Controlling diabetes with help from a higher power

November 25, 2014

Dr. Heather Kitzman-Ulrich and Leilani Dodgen

Religious faith promotes spiritual health, but can it also influence physical well-being?

That’s a question UNT Health Science Center researchers seek to answer by teaming with pastors at churches in southern Dallas County to test the effectiveness of obesity and diabetes prevention curriculums that include faith-based components.

The five-year project focuses on African-American women because statistics show they are more likely to be overweight and have diabetes than Caucasian women. They also are much more likely to call their church a major influence in their lives, studies show.

"We hypothesized that if we included some faith-based concepts and involved their pastor, that this might improve their motivation and lead to better outcomes," said Heather Kitzman-Ulrich, PhD, Assistant Professor of Behavioral and Community Health and Principal Investigator.

An advisory group of pastors and their wives helped write a 16-week curriculum that integrated faith-based elements with the Diabetes Prevention Program. The curriculum includes pastor-delivered sermons that integrate objectives of each week’s program curriculum, scripture included in participant and facilitator materials, prayer, and take-home faith activities.

To measure success, researchers will track participants’ weight, waistline, blood lipids, estrogen and cortisol levels, and diet, among other things, Project Manager Leilani Dodgen said. Those measurements will then be compared to those of participants in identical diabetes prevention courses that do not include faith-based elements.

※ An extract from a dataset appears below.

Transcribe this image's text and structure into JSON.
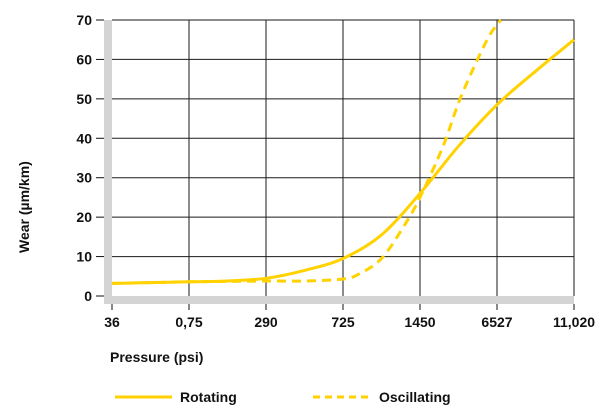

Twelve churches will participate in the project, which was funded by a $1 million grant from the National Institute of Health and conducted by the Texas Center for Health Disparities within UNTHSC. Rev. George King of Cities of Refuge-Dallas, who helped write the curriculum, said that he believes the involvement of churches will help participants stay motivated.

"Our goal is not to make this feel like a program they are going through, but a lifestyle change they are making with the support of their pastors and fellow church members," he said.